La déflagration est planétaire. « Cela a été un grand choc, à la fois pour nous et pour nos métiers, puisqu’ont suivi les loi Sarbanes-Oxley aux États-Unis et de Sécurité financière en France en 2003, qui sont venues faire évoluer notre environnement et la façon dont le métier était régulé avec la naissance du H3C (Haut conseil au commissariat aux comptes). Jusque-là, la profession était régulée par la Compagnie nationale des commissaires aux comptes. On a donc vu apparaître une nouvelle autorité administrative indépendante constituée de magistrats, de représentants de l’AMF et d’entreprises, et qui n’était donc pas majoritairement composée de professionnels. Cette régulation nouvelle a changé notre façon d’exercer le métier avec le contrôle d’activité désormais supervisé par le H3C, lequel a pris peu à peu un rôle de plus en plus important. »

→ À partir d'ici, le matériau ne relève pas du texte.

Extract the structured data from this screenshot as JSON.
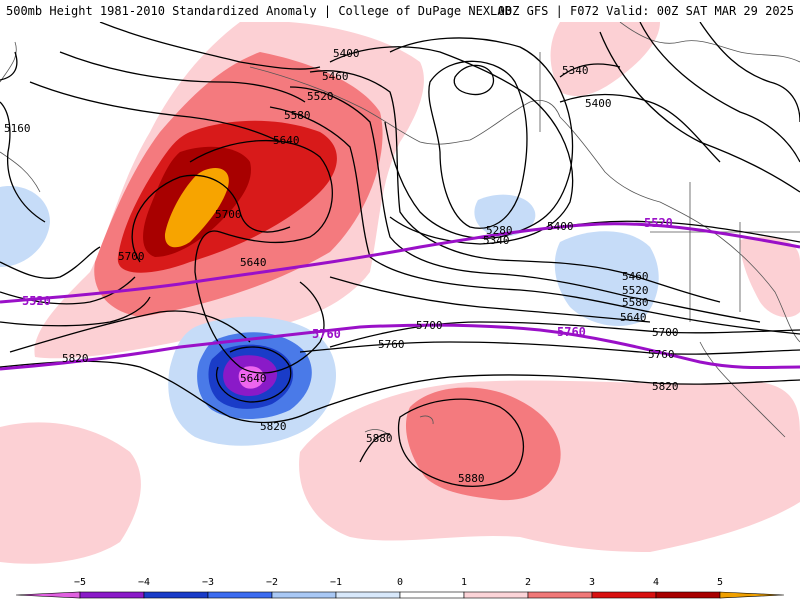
{
  "header": {
    "left": "500mb Height 1981-2010 Standardized Anomaly | College of DuPage NEXLAB",
    "right": "00Z GFS | F072 Valid: 00Z SAT MAR 29 2025"
  },
  "contour_labels": {
    "h5160": "5160",
    "h5280": "5280",
    "h5340a": "5340",
    "h5340b": "5340",
    "h5400a": "5400",
    "h5400b": "5400",
    "h5400c": "5400",
    "h5460a": "5460",
    "h5460b": "5460",
    "h5520a": "5520",
    "h5520b": "5520",
    "h5580a": "5580",
    "h5580b": "5580",
    "h5640a": "5640",
    "h5640b": "5640",
    "h5640c": "5640",
    "h5640d": "5640",
    "h5700a": "5700",
    "h5700b": "5700",
    "h5700c": "5700",
    "h5700d": "5700",
    "h5760a": "5760",
    "h5760b": "5760",
    "h5820a": "5820",
    "h5820b": "5820",
    "h5820c": "5820",
    "h5880a": "5880",
    "h5880b": "5880"
  },
  "highlight_labels": {
    "p5520a": "5520",
    "p5520b": "5520",
    "p5760a": "5760",
    "p5760b": "5760"
  },
  "legend": {
    "ticks": [
      {
        "value": -5,
        "label": "−5"
      },
      {
        "value": -4,
        "label": "−4"
      },
      {
        "value": -3,
        "label": "−3"
      },
      {
        "value": -2,
        "label": "−2"
      },
      {
        "value": -1,
        "label": "−1"
      },
      {
        "value": 0,
        "label": "0"
      },
      {
        "value": 1,
        "label": "1"
      },
      {
        "value": 2,
        "label": "2"
      },
      {
        "value": 3,
        "label": "3"
      },
      {
        "value": 4,
        "label": "4"
      },
      {
        "value": 5,
        "label": "5"
      }
    ],
    "colors": [
      "#e060e0",
      "#8a1ac8",
      "#1a3cc8",
      "#3c6cf0",
      "#a9c8f4",
      "#d8e8fa",
      "#ffffff",
      "#fcd4d8",
      "#f07878",
      "#d81010",
      "#a80000",
      "#f0a000"
    ]
  },
  "colors": {
    "neg1": "#c6dcf8",
    "neg2": "#4a7ae8",
    "neg3": "#1a3cc8",
    "neg4": "#8a1ac8",
    "neg5": "#ee66ee",
    "pos1": "#fcd0d4",
    "pos2": "#f47a7e",
    "pos3": "#d81a1a",
    "pos4": "#a80000",
    "pos5": "#f7a400",
    "highlight": "#9a10c8"
  }
}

S’impliquer pour la profession

Un bouleversement perçu comme une ingérence ? « Nous ne l’avons pas bien perçu à ce moment-là. Pour autant, comme me l’avait bien expliqué, à l’époque, Michel Tudel, grande figure de la profession puisqu’il était président de la Compagnie nationale au moment du vote de la loi de Sécurité financière et avec qui j’ai travaillé lorsque je suis arrivée chez Sygnatures, si cette autorité indépendante a été mise en place, c’est justement pour renforcer notre statut, nous donner un crédit supplémentaire, en garantissant vis-à-vis des tiers la qualité de nos audits. »

En 2006, faute de possibilité d’évolution chez EY, Laure Mulin a le choix entre « soit aller en entreprise pour assurer une direction financière et ainsi occuper un poste plus stable, soit cette opportunité chez Sygnatures, à savoir la possibilité de poursuivre dans l’activité de commissariat aux comptes mais aussi de structurer un pôle doctrine et qualité, l’équivalent des directions techniques dans les Bigs. J’ai fait le second choix ». Qu’elle ne regrette pas : « le métier de commissaire aux comptes me plaît beaucoup parce qu’il est très riche dans le contact que nous avons avec nos clients, dans la connaissance que l’on peut avoir des différents secteurs d’activité, des divers modes d’organisation, dans la pluralité des équipes intervenantes… Si j’ai préféré intégrer un cabinet comme celui-ci, c’est aussi parce que j’avais l’opportunité d’évoluer dans une entreprise au sein de laquelle je serais en mesure d’être impliquée dans les choix stratégiques, de développement et cela me séduisait. » Vice-présidente de la CRCC depuis 2017, et désormais présidente, elle a trouvé une autre façon de s’impliquer pour la profession.